A TcrMetric that measures the Levenshtein distance between the beta chain CDR1, CDR2, and CDR3 sequences.

Parameters:
  • insertion_weight (int) – An integer multiplier for insertions Defaults to 1.

  • deletion_weight (int) – An integer multiplier for deletions Defaults to 1.

  • substitution_weight (int) – An integer multiplier for substitutions Defaults to 1.

  • cdr1_weight (int) – An integer multiplier for edits on the CDR1. Defaults to 1.

  • cdr2_weight (int) – An integer multiplier for edits on the CDR2. Defaults to 1.

  • cdr3_weight (int) – An integer multiplier for edits on the CDR3. Defaults to 1.

class pyrepseq.metric.tcr_metric.CdrLevenshtein(insertion_weight: int = 1, deletion_weight: int = 1, substitution_weight: int = 1, alpha_weight: int = 1, beta_weight: int = 1, cdr1_weight: int = 1, cdr2_weight: int = 1, cdr3_weight: int = 1)[source]

A TcrMetric that measures the Levenshtein distance between the alpha and beta chain CDR1, CDR2, and CDR3 sequences.

Parameters:
  • insertion_weight (int) – An integer multiplier for insertions Defaults to 1.

  • deletion_weight (int) – An integer multiplier for deletions Defaults to 1.

  • substitution_weight (int) – An integer multiplier for substitutions Defaults to 1.

  • cdr1_weight (int) – An integer multiplier for edits on the CDR1. Defaults to 1.

  • cdr2_weight (int) – An integer multiplier for edits on the CDR2. Defaults to 1.

  • cdr3_weight (int) – An integer multiplier for edits on the CDR3. Defaults to 1.

  • alpha_weight (int) – An integer multiplier for edits on the alpha chain. Defaults to 1.

  • beta_weight (int) – An integer multiplier for edits on the beta chain. Defaults to 1.

class pyrepseq.metric.tcr_metric.AlphaCdr3Tcrdist[source]

TcrDist applied to the alpha chain CDR3 sequences.

[Requires optional tcrdist dependency.]

class pyrepseq.metric.tcr_metric.BetaCdr3Tcrdist[source]

TcrDist applied to the beta chain CDR3 sequences.

[Requires optional tcrdist dependency.]

class pyrepseq.metric.tcr_metric.Cdr3Tcrdist[source]

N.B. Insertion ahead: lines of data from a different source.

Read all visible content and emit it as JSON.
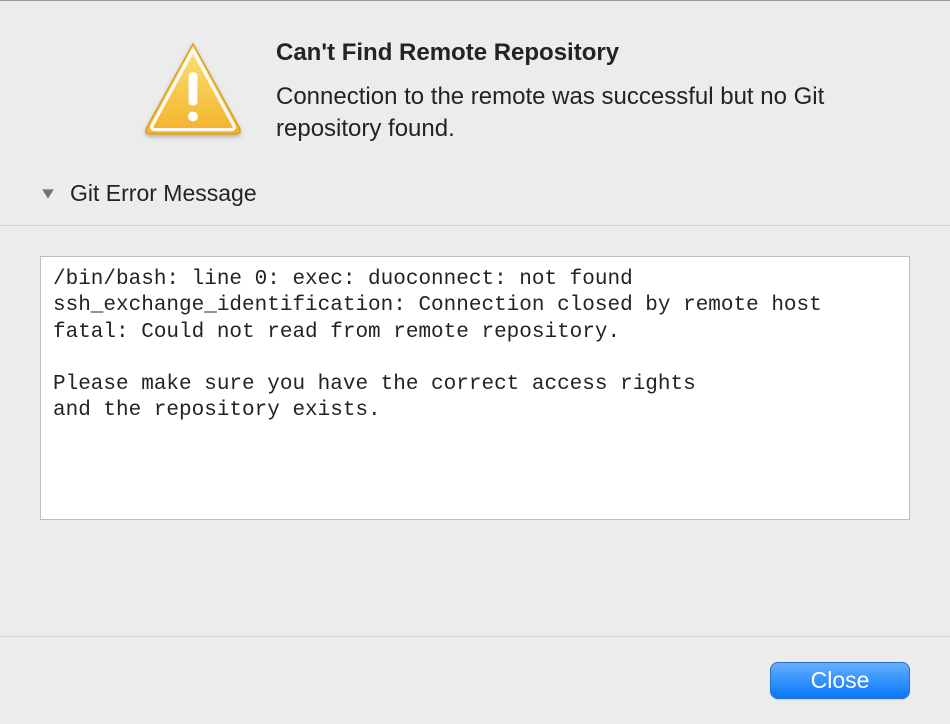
{
  "dialog": {
    "title": "Can't Find Remote Repository",
    "message": "Connection to the remote was successful but no Git repository found."
  },
  "disclosure": {
    "label": "Git Error Message"
  },
  "error": {
    "text": "/bin/bash: line 0: exec: duoconnect: not found\nssh_exchange_identification: Connection closed by remote host\nfatal: Could not read from remote repository.\n\nPlease make sure you have the correct access rights\nand the repository exists."
  },
  "footer": {
    "close_label": "Close"
  }
}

TcrDist applied to the alpha and beta chain CDR3 sequences.

[Requires optional tcrdist dependency.]

class pyrepseq.metric.tcr_metric.AlphaTcrdist[source]

TcrDist applied to the alpha chain.

[Requires optional tcrdist dependency.]

class pyrepseq.metric.tcr_metric.BetaTcrdist[source]

TcrDist applied to the beta chain.

[Requires optional tcrdist dependency.]

class pyrepseq.metric.tcr_metric.Tcrdist[source]

TcrDist applied to the alpha and beta chain.

[Requires optional tcrdist dependency.]